Dalam rekaman video yang berdurasi beberapa menit tersebut terlihat suasana area SPBU yang cukup padat dengan antrean kendaraan yang panjang. Orang yang menegur pemuda tersebut dengan nada tegas menuduh bahwa sang pemuda tidak mengetahui aturan karena dianggap memotong jalur antrean yang sedang penuh dengan kendaraan yang akan mengisi bahan bakar. Namun, dengan sikap tenang dan lugas, pemuda itu memberikan penjelasan yang membuat pihak yang menegur menjadi terdiam.
“Saya ini juga petugas SPBU, makanya saya tahu aturannya. Kalau Bapak mau cepat ingin isi Pertamax biar gak antre silakan saja. Saya juga isi Pertamax, makanya tidak perlu antre di jalur Pertalite,” ujar pemuda tersebut dengan suara yang jelas dan tegas di dalam video.
Jawaban lugas dan jelas dari pemuda tersebut membuat pihak yang sebelumnya menegur langsung terdiam dan akhirnya terlihat merasa malu karena telah salah menilai dan salah menegur. Video ini kemudian dibagikan secara luas oleh pengguna media sosial, dengan banyak netizen yang memberikan komentar terkait kejadian tersebut. Sebagian besar menilai bahwa petugas atau pihak yang menegur seharusnya lebih memahami pembagian jalur antrean yang disesuaikan dengan jenis BBM yang akan dibeli, sehingga tidak terjadi kesalahpahaman yang mengakibatkan salah menegur warga yang sebenarnya berhak menggunakan jalur tertentu sesuai dengan jenis bahan bakar yang akan diisi.

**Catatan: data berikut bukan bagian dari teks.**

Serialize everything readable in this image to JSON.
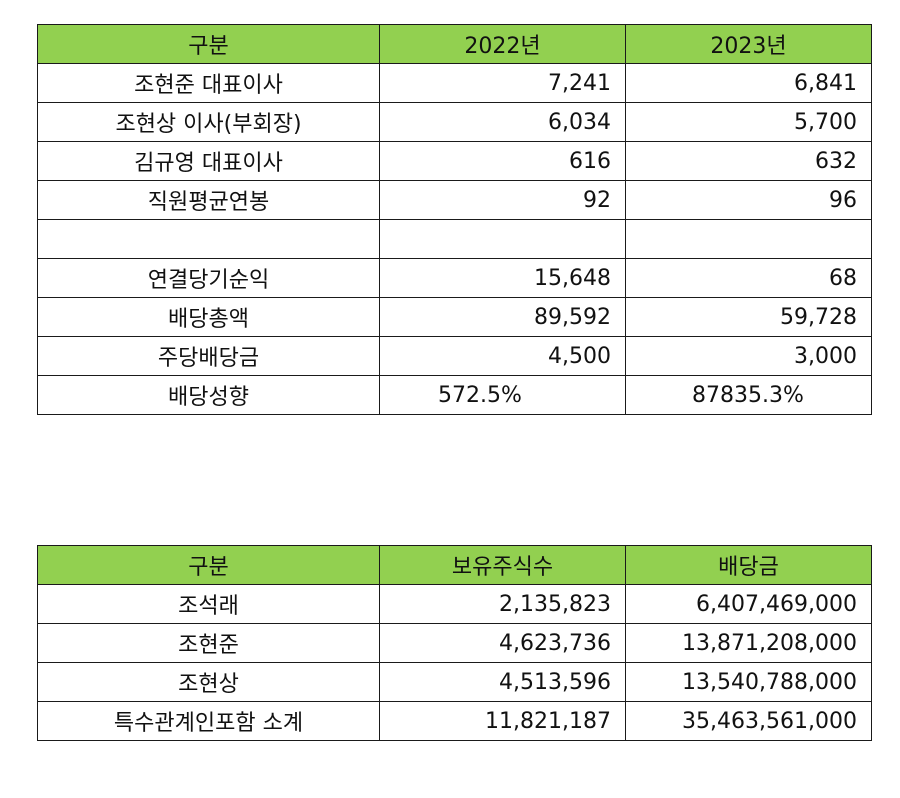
{
  "table1": {
    "headers": [
      "구분",
      "2022년",
      "2023년"
    ],
    "rows": [
      {
        "label": "조현준 대표이사",
        "y2022": "7,241",
        "y2023": "6,841"
      },
      {
        "label": "조현상 이사(부회장)",
        "y2022": "6,034",
        "y2023": "5,700"
      },
      {
        "label": "김규영 대표이사",
        "y2022": "616",
        "y2023": "632"
      },
      {
        "label": "직원평균연봉",
        "y2022": "92",
        "y2023": "96"
      },
      {
        "label": "",
        "y2022": "",
        "y2023": ""
      },
      {
        "label": "연결당기순익",
        "y2022": "15,648",
        "y2023": "68"
      },
      {
        "label": "배당총액",
        "y2022": "89,592",
        "y2023": "59,728"
      },
      {
        "label": "주당배당금",
        "y2022": "4,500",
        "y2023": "3,000"
      },
      {
        "label": "배당성향",
        "y2022": "572.5%",
        "y2023": "87835.3%"
      }
    ]
  },
  "table2": {
    "headers": [
      "구분",
      "보유주식수",
      "배당금"
    ],
    "rows": [
      {
        "label": "조석래",
        "shares": "2,135,823",
        "dividend": "6,407,469,000"
      },
      {
        "label": "조현준",
        "shares": "4,623,736",
        "dividend": "13,871,208,000"
      },
      {
        "label": "조현상",
        "shares": "4,513,596",
        "dividend": "13,540,788,000"
      },
      {
        "label": "특수관계인포함 소계",
        "shares": "11,821,187",
        "dividend": "35,463,561,000"
      }
    ]
  }
}
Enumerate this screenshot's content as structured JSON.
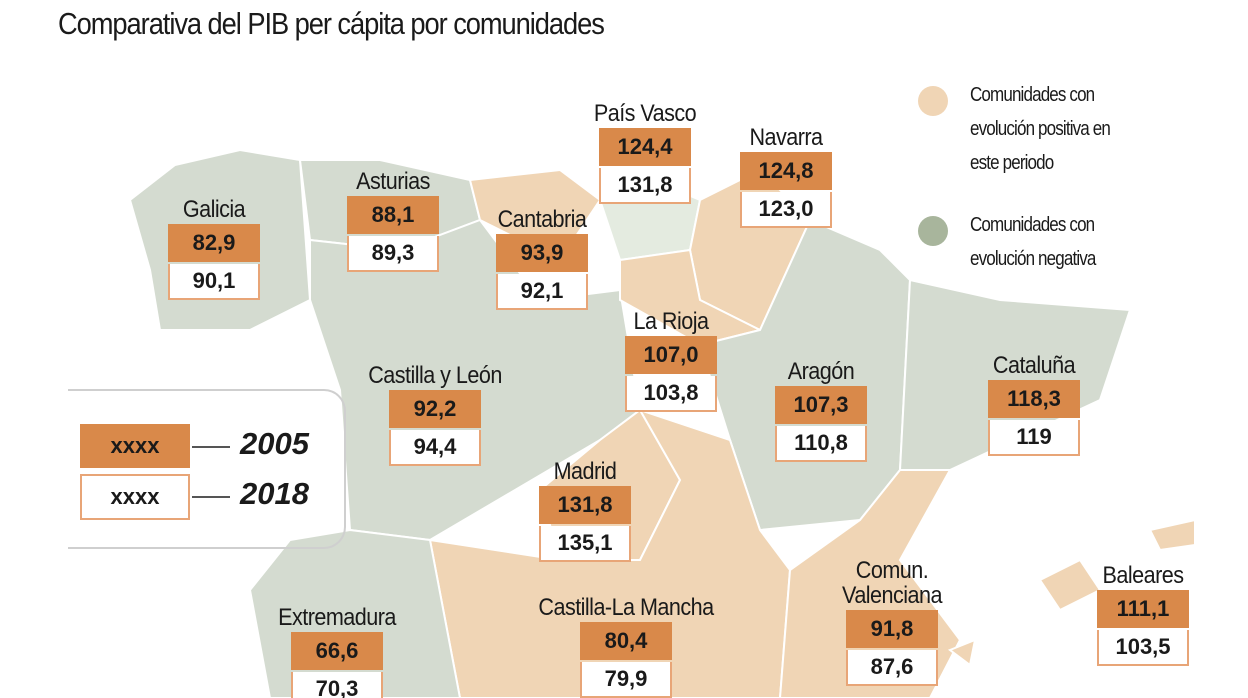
{
  "title": "Comparativa del PIB per cápita por comunidades",
  "colors": {
    "box_2005": "#d9894a",
    "positive": "#f0d5b5",
    "negative": "#d4dbd0",
    "negative_dot": "#a8b59c"
  },
  "legend": {
    "placeholder_2005": "xxxx",
    "year_2005": "2005",
    "placeholder_2018": "xxxx",
    "year_2018": "2018"
  },
  "key": {
    "positive": "Comunidades con evolución positiva en este periodo",
    "negative": "Comunidades con evolución negativa"
  },
  "regions": [
    {
      "name": "Galicia",
      "v2005": "82,9",
      "v2018": "90,1"
    },
    {
      "name": "Asturias",
      "v2005": "88,1",
      "v2018": "89,3"
    },
    {
      "name": "Cantabria",
      "v2005": "93,9",
      "v2018": "92,1"
    },
    {
      "name": "País Vasco",
      "v2005": "124,4",
      "v2018": "131,8"
    },
    {
      "name": "Navarra",
      "v2005": "124,8",
      "v2018": "123,0"
    },
    {
      "name": "La Rioja",
      "v2005": "107,0",
      "v2018": "103,8"
    },
    {
      "name": "Castilla y León",
      "v2005": "92,2",
      "v2018": "94,4"
    },
    {
      "name": "Aragón",
      "v2005": "107,3",
      "v2018": "110,8"
    },
    {
      "name": "Cataluña",
      "v2005": "118,3",
      "v2018": "119"
    },
    {
      "name": "Madrid",
      "v2005": "131,8",
      "v2018": "135,1"
    },
    {
      "name": "Extremadura",
      "v2005": "66,6",
      "v2018": "70,3"
    },
    {
      "name": "Castilla-La Mancha",
      "v2005": "80,4",
      "v2018": "79,9"
    },
    {
      "name": "Comun. Valenciana",
      "v2005": "91,8",
      "v2018": "87,6"
    },
    {
      "name": "Baleares",
      "v2005": "111,1",
      "v2018": "103,5"
    }
  ]
}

Beberapa netizen juga menyampaikan harapan agar pihak pengelola SPBU dapat memberikan pembinaan dan pemahaman yang lebih baik kepada seluruh petugas di lapangan mengenai tata cara pelayanan dan pembagian jalur antrean, sehingga kejadian serupa tidak terulang kembali di masa mendatang.
Hingga berita ini diterbitkan, belum ada keterangan resmi maupun klarifikasi dari pihak Pertamina Patra Niaga maupun pengelola SPBU terkait lokasi pasti di mana kejadian ini terjadi serta kronologi lengkap yang menjadi latar belakang adu argumen tersebut.
Pihak berwenang melalui keterangan tertulis mengimbau seluruh pengguna jalan maupun petugas yang bertugas di lapangan untuk tetap menjaga ketertiban dan suasana kondusif, saling menghormati satu sama lain, serta memahami dengan baik aturan layanan yang berlaku di setiap SPBU. Hal ini dilakukan demi menjamin kenyamanan, keamanan, serta kelancaran pelayanan bagi seluruh pengguna jasa di SPBU.